The secondary Objectives are:
To describe the safety in terms of any adverse events in the first 28 days after each injection and any serious adverse events during the entire trial.
To describe Immunogenicity after the primary series and prior to and after a booster vaccination.
Eligibility Criteria
Inclusion Criteria
- 0 to 3 day old infants
- Mother seronegative for Human Immunodeficiency Virus (HIV)
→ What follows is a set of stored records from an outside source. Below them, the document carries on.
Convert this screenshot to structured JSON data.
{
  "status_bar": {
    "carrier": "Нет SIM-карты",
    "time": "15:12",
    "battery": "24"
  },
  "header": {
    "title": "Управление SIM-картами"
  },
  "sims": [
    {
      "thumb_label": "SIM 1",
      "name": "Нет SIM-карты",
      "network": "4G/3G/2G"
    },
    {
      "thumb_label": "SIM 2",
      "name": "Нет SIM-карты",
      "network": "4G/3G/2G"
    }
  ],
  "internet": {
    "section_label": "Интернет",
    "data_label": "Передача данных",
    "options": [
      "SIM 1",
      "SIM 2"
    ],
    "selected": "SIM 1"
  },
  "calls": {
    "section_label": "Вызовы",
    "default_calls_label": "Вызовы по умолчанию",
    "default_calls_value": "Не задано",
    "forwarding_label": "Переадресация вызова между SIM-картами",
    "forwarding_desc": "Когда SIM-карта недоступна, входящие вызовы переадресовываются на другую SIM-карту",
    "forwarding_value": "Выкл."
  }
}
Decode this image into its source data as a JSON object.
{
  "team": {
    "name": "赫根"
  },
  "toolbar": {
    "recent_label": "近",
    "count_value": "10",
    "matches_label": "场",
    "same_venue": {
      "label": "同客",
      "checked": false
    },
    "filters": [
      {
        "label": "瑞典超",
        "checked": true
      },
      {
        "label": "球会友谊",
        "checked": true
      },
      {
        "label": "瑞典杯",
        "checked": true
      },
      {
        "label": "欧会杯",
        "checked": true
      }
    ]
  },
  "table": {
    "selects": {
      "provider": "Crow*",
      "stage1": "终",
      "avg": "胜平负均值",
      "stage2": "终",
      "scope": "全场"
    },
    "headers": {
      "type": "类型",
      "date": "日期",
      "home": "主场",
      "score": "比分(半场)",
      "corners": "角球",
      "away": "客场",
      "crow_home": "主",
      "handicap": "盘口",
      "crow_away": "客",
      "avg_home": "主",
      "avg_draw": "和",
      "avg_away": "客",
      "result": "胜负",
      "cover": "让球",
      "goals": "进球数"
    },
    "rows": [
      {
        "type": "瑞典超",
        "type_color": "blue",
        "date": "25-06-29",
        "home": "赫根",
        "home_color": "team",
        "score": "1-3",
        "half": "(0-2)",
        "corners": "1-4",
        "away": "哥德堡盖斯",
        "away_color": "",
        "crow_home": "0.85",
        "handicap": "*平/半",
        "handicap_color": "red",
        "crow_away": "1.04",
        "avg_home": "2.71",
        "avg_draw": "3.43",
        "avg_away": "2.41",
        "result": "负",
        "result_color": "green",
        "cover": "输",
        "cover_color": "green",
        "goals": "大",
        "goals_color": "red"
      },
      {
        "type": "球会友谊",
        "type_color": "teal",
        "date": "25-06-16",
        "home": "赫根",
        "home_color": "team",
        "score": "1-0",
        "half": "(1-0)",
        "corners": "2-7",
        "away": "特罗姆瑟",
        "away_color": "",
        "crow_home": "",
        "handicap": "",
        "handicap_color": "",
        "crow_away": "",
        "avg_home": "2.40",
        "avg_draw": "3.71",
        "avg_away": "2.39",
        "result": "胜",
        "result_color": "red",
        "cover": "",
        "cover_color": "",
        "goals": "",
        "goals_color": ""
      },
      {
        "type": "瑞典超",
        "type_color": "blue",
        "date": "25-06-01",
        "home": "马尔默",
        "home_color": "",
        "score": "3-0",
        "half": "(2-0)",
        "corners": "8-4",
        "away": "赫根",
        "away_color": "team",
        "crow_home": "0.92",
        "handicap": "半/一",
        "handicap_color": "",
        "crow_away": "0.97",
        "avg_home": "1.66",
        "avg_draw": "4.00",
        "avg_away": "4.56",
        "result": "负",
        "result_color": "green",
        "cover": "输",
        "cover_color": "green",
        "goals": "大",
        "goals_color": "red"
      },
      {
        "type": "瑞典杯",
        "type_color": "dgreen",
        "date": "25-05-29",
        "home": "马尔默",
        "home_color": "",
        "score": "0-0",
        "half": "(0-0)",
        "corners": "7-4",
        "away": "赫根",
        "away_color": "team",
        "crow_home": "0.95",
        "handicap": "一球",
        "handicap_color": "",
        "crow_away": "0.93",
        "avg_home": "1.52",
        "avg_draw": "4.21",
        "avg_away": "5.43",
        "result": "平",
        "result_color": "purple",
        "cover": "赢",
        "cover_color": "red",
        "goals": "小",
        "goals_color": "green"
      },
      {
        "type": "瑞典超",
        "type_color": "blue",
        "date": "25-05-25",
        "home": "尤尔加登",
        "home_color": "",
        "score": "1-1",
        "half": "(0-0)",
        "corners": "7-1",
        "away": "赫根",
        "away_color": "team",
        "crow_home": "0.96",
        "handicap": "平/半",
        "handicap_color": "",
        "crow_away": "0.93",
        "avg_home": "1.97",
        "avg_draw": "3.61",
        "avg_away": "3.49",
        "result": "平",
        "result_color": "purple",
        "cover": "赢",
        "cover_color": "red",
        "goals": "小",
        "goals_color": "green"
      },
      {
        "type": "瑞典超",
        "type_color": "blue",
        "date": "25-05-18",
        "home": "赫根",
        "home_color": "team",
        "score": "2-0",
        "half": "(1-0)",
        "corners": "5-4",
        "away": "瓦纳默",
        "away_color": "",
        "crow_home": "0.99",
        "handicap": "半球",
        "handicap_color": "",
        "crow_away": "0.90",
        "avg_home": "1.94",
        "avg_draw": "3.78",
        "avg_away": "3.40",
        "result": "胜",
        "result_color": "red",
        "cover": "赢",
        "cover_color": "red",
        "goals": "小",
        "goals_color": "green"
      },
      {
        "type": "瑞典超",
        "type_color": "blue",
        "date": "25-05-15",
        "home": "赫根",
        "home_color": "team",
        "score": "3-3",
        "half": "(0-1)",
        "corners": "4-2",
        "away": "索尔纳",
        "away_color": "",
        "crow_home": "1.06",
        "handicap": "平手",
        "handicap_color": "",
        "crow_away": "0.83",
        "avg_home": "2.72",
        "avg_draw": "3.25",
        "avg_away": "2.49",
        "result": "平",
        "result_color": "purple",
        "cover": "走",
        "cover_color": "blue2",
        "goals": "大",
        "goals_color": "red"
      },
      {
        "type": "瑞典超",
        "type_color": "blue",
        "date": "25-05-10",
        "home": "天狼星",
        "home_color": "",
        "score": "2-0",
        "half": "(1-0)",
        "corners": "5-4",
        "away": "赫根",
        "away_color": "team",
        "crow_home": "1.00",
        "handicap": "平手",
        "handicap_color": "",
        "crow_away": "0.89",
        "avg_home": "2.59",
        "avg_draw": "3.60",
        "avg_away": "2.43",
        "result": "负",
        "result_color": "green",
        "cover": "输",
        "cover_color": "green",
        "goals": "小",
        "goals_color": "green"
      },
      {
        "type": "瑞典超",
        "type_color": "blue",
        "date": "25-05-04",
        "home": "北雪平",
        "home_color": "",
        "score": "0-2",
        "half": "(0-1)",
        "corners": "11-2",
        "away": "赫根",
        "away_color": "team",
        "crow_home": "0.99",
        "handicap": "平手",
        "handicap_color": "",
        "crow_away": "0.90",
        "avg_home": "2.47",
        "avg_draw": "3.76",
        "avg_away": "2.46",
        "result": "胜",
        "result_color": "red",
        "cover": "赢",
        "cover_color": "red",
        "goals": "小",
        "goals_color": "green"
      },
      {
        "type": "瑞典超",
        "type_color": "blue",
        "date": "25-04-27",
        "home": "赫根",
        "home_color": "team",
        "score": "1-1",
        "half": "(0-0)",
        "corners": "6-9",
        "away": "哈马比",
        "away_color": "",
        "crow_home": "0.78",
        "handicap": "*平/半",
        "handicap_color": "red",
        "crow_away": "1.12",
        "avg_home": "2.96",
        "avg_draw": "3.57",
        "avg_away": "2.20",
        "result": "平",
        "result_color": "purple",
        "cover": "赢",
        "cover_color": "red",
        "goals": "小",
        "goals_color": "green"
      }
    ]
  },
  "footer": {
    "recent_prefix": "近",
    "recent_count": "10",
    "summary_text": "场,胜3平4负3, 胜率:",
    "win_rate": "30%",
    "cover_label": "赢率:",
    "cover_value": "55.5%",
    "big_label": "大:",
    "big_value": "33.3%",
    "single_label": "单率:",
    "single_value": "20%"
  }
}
- Born at full term of pregnancy (≥ 37 weeks) with a birth weight ≥ 2.5 kg
- Apgar score >7 at 5 or 10 minutes of life
- Informed consent form signed by a parent or other legal guardian and by an independent witness if the parent or other legal guardian is illiterate
- Able to attend all scheduled visits and to comply with all trial procedures.
Exclusion Criteria
- Current or planned participation in another clinical trial during the entire duration of the present trial
- Suspected congenital or acquired immunodeficiency
- Suspected maternal acute seroconversion syndrome to HIV after 24 weeks gestation based on clinical history
- Chronic illness at a stage that could interfere with trial conduct or completion
- Blood or blood-derived products received since birth
- Any planned vaccination (except Bacille Calmette Guérin and trial vaccinations) from birth to 18 weeks of age
- Oral Poliovirus Vaccine (OPV) administration at birth
- Known maternal history of HIV, Hepatitis B (HB) (HbsAg carrier) or Hepatitis C seropositivity
- Thrombocytopenia or bleeding disorder contraindicating intramuscular (IM) vaccination
- History of seizures
- Febrile or acute illness on the day of inclusion.
Data sourced from ClinicalTrials.gov (NCT00362336). Outcome figures and adverse-event rates are extracted automatically from the registry's posted results and are provided for clinician reference, not as a substitute for the primary publication.